Jan Grall wird in seine Heimat gerufen um bei der Aufklärung einer besonders gruseligen Mordserie zu helfen. Er und seine Partnerin Rabea Wyler erleben pure Grausamkeit.
Den Toten wurde stümperhaft eine Tätowierung mit fortlaufenden Buchstaben beigebracht.
Relativ schnell merkt Jan das er erstmal mit seiner Vergangenheit abschliessen muss, weswegen er damals fluchtartig seine Heimat verlassen hat und das genau dies vielleicht der Schlüssel zum Ganzen ist.
Das Buch hat meine Erwartungen voll erfüllt und ich freue mich schon auf den nächsten Fall mit den Beiden.
niggeldi zu »Lars Schütz: Der Alphabetmörder« 24.07.2018
Unglaublich spannender Thriller!


Der erste Fall für Jan Grall und seine Kollegin Rabea Wyler: die zwei Fallanalytiker des LKA sind einem Mörder auf der Spur, der seine Opfer brutal verstümmelt und mit Buchstaben tätowiert. Und das A war nur der Anfang…
Das Cover ist interessant und die aufgespießten Buchstaben passen wunderbar zur Handlung. Ebenso die unterschiedlichen Teile sind gut durch große Buchstaben gekennzeichnet, jeweils mit einem Zitat aus dem Grimm’schen Wörterbuch.
Auch der Schreibstil ist angenehm und flüssig, ich konnte schon nach den ersten Sätzen nicht mehr aufhören zu lesen.
Jan und Rabea sind sehr sympathisch, beide sind Koryphäen auf ihrem Gebiet, was nicht nur Vorteile mit sich bringt. Den Fall an sich finde ich überhaupt nicht vorhersehbar, es geschahen einige Dinge, mit denen ich so nicht gerechnet hätte, einfach perfekt! Außerdem ist auch die Auflösung sehr spannend und auch logisch gestaltet.
Ich freue mich schon auf die weiteren Teile dieser Reihe und kann das Buch nur empfehlen! 5 Sterne!
Leselottchen zu »Lars Schütz: Der Alphabetmörder« 24.07.2018
Hut ab vor diesem Thrillerdebüt

Ein Thrillerdebüt, das besser nicht sein kann. Wow, was für eine fesselnde Story.
Schwache Nerven sind bei diesem großartigen Thriller allerdings fehl am Platz.

Die Fallanalytiker Jan und Rabea vom LKA Rheinland Pfalz werden in den Westerwald gerufen.
Ein Mörder treibt dort sein Unwesen. Sie nennen ihn den Alphabetmörder, da er die grausam zugerichteten Leichen mit einem Buchstaben tätowiert. A, B, C.wer kann ihn stoppen?
Für Jan kommt erschwerend hinzu, dass er genau aus dieser Gegend stammt und ihn ungute Erinnerungen plagen. Er kennt die Menschen und er weiß um ihre Gepflogenheiten. Wie wird sich das auswirken? Er wird sich seiner Vergangenheit stellen müssen. Rabea und er sind ein sehr gutes Team. Hat er sie doch vor einiger Zeit als Wunschpartnerin zu sich ins Boot geholt.

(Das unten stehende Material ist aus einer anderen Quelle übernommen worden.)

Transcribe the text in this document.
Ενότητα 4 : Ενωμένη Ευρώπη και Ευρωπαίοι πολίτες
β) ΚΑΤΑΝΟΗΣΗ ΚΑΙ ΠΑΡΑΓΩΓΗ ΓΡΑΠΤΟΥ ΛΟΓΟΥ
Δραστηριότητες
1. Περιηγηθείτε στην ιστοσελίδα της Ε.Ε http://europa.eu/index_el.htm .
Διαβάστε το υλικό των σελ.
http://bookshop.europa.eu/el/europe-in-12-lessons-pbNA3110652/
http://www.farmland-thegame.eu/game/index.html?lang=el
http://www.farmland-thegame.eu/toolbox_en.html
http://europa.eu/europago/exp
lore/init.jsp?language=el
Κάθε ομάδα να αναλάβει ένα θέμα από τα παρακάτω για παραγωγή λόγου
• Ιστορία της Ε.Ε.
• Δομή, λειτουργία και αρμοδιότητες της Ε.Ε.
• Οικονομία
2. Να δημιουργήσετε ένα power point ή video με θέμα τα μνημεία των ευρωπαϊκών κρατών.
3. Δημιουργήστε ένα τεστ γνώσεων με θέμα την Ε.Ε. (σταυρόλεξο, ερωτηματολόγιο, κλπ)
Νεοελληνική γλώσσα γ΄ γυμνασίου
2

Schon der Anfang bietet alle Voraussetzungen für eine fesselnde Story. Es ist alles da, was mein Thrillerleseherz glücklich macht. Und so schaffte ich kaum, das Buch aus der Hand zu legen. Die Spannung steigerte sich ins Unermessliche. Eine tolle Schreibweise, die mich total begeistert. Da ist kein Satz zu viel. Mein Kopfkino funktionierte fantastisch. Die kurzen Kapitel steigern die Spannung umso mehr. Man ist beim Ermitteln mittendrin und der Nervenkitzel ist spürbar. Eine klasse Idee das Alphabet mit einzubeziehen. Dem Autor ist es gelungen, mit dem Alphabet zu spielen und daraus eine rundum durchdachte und überaus gelungene Story zu machen.
Das Cover ist ein echter Hingucker und der Titel hält was er verspricht.

Dieses Buch ist eines meiner Lesehighlights dieses Jahr. Hut ab vor dem Autor Lars Schütz. So einen Start hinzulegen ist aller Ehren wert. Ich werde diesen Thriller voller Überzeugung weiterempfehlen. Natürlich hoffe ich, dass es eine Fortsetzung gibt. Ich möchte zu gerne ein weiteres Mal bei einem spannenden Fall mit Jan und Rabea dabei sein.